SAINT-EMILION – There was no drama this time, and Tadej Pogacar is all but guaranteed to win a second straight Tour de France.
The defending champion from Slovenia just needed to play it safe in Saturday's time trial to put the finishing touches to his summer triumph and retain his yellow jersey. That's exactly what he did, placing eighth almost one minute behind stage winner Wout van Aert.
It was a sharp contrast to last year's final race against the clock at the Planche des Belles Filles, where the UAE Team Emirates rider clinched the overall win with a last-minute effort in one of the most remarkable turnarounds in the history of the race.
“Last year everything was decided on the last (time trial) and the emotions were by far stronger," Pogacar said.
With the final day of the race on Sunday usually uneventful until the last sprint on the Champs-Elysees, the Stage 20 time trial marked the last serious test after nearly three exhausting weeks.
Given Pogacar’s near six-minute advantage at the start, it was unlikely someone would be able to knock the Slovenian off his perch.
As Van Aert claimed the 31-kilometer (19-mile) stage from Libourne to Saint-Emilion, Pogacar did not take any risks, conceding 57 seconds to the Belgian champion. He will carry an insurmountable lead of five minutes, 20 seconds into the final day, a 109-kilometer (68-mile) stage from Chatou to Paris.
Pogacar won the delayed Tour last September at 21 and became the youngest champion in 116 years.
“I can’t compare both Tour de France victories. I can’t say which one is more beautiful," he said. “This time, I took the yellow jersey quite earlier. It has been totally different."
Pogacar routed all of his rivals during the first week of crash-filled racing. He stamped his authority on the race in the first time trial in Laval and snatched the yellow jersey in the Alps. He reigned supreme in the Pyrenees with two consecutive stage wins, and did not need to go full gas in the burning heat enveloping the vineyards of Saint-Emilion.
It was Van Aert’s second stage win this year after the versatile Belgian claimed the double ascent of the Mont Ventoux.
On a course with frequent changes of direction, Van Aert delivered a vintage performance of raw power to claim a fifth individual stage win at the Tour.
Van Aert clocked 35:53, winning by 21 seconds ahead of second-placed Kasper Asgreen. Jonas Vingegaard was third, 32 seconds off the pace.

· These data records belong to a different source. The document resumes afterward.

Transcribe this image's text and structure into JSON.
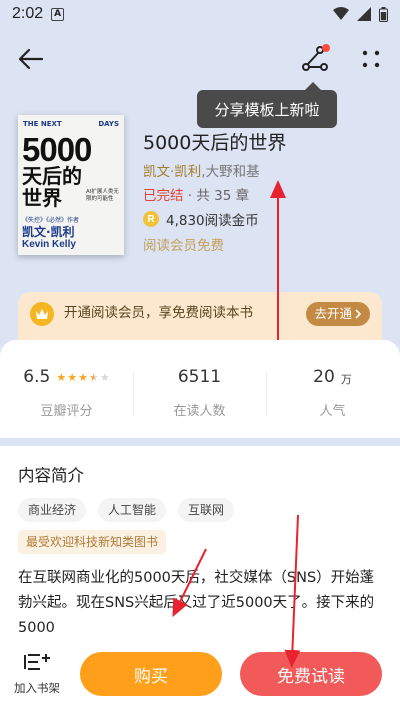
{
  "status_bar": {
    "time": "2:02",
    "badge": "A"
  },
  "tooltip": {
    "text": "分享模板上新啦"
  },
  "cover": {
    "top_left": "THE NEXT",
    "top_right": "DAYS",
    "number": "5000",
    "title": "天后的世界",
    "side_text": "AI扩展人类无限的可能性",
    "series": "《失控》《必然》作者",
    "author_cn": "凯文·凯利",
    "author_en": "Kevin Kelly"
  },
  "book": {
    "title": "5000天后的世界",
    "author_main": "凯文·凯利",
    "author_rest": ",大野和基",
    "status": "已完结",
    "chapters": " · 共 35 章",
    "coin_symbol": "R",
    "coins": "4,830阅读金币",
    "member_note": "阅读会员免费"
  },
  "vip": {
    "text": "开通阅读会员，享免费阅读本书",
    "button": "去开通"
  },
  "stats": {
    "rating": {
      "value": "6.5",
      "label": "豆瓣评分",
      "stars": 3.5
    },
    "readers": {
      "value": "6511",
      "label": "在读人数"
    },
    "popularity": {
      "value": "20",
      "unit": "万",
      "label": "人气"
    }
  },
  "intro": {
    "title": "内容简介",
    "tags": [
      "商业经济",
      "人工智能",
      "互联网"
    ],
    "rank": "最受欢迎科技新知类图书",
    "text": "在互联网商业化的5000天后，社交媒体（SNS）开始蓬勃兴起。现在SNS兴起后又过了近5000天了。接下来的5000"
  },
  "bottom": {
    "shelf": "加入书架",
    "buy": "购买",
    "trial": "免费试读"
  },
  "colors": {
    "accent": "#ff9f1a",
    "danger": "#f25a5a",
    "arrow": "#e8232f",
    "header_bg": "#dce3f2"
  }
}
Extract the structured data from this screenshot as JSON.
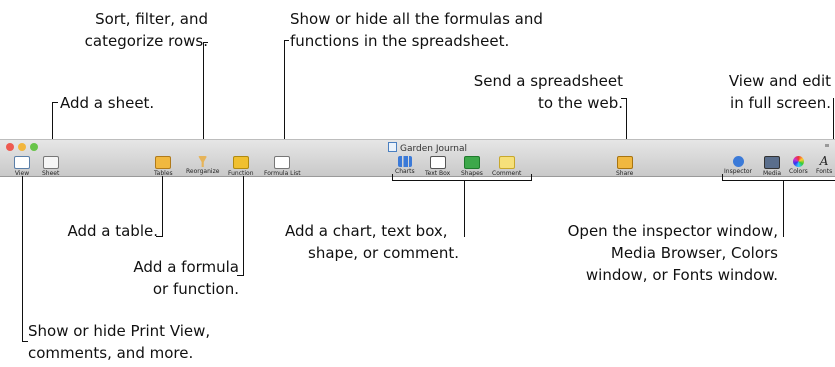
{
  "window": {
    "title": "Garden Journal"
  },
  "toolbar": {
    "view": "View",
    "sheet": "Sheet",
    "tables": "Tables",
    "reorganize": "Reorganize",
    "function": "Function",
    "formula_list": "Formula List",
    "charts": "Charts",
    "text_box": "Text Box",
    "shapes": "Shapes",
    "comment": "Comment",
    "share": "Share",
    "inspector": "Inspector",
    "media": "Media",
    "colors": "Colors",
    "fonts": "Fonts"
  },
  "callouts": {
    "sort_l1": "Sort, filter, and",
    "sort_l2": "categorize rows.",
    "formulas_l1": "Show or hide all the formulas and",
    "formulas_l2": "functions in the spreadsheet.",
    "send_l1": "Send a spreadsheet",
    "send_l2": "to the web.",
    "view_l1": "View and edit",
    "view_l2": "in full screen.",
    "add_sheet": "Add a sheet.",
    "add_table": "Add a table.",
    "add_formula_l1": "Add a formula",
    "add_formula_l2": "or function.",
    "add_chart_l1": "Add a chart, text box,",
    "add_chart_l2": "shape, or comment.",
    "inspector_l1": "Open the inspector window,",
    "inspector_l2": "Media Browser, Colors",
    "inspector_l3": "window, or Fonts window.",
    "print_l1": "Show or hide Print View,",
    "print_l2": "comments, and more."
  },
  "colors": {
    "close": "#ee5a50",
    "minimize": "#f2b63c",
    "zoom": "#68c449",
    "accent_blue": "#3b7ad8"
  }
}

“It is quite something," Van Aert said. “Winning a Tour de France time trial has been one of the biggest objectives in my career. I’ve been really focused on this day in the last couple of days, and I’m so happy that I can finish it off. The course was perfect for me, it was more rolling and faster than the first TT.”
Van Aert can sprint, climb and time trial, but is too heavy to fight for the general classification. He worked in support of Jumbo-Visma leader Primoz Roglic and was given more leeway by his team after Roglic retired from the race.
“It’s been a real hard Tour de France for our team, but in the end, we have three stage wins and we have Jonas in second on GC, which is an amazing result for only four guys left, so I’m really proud of how we fight.”
Overall, Vingegaard cemented his runner-up spot ahead of Richard Carapaz, who lagged 7:03 behind Pogacar.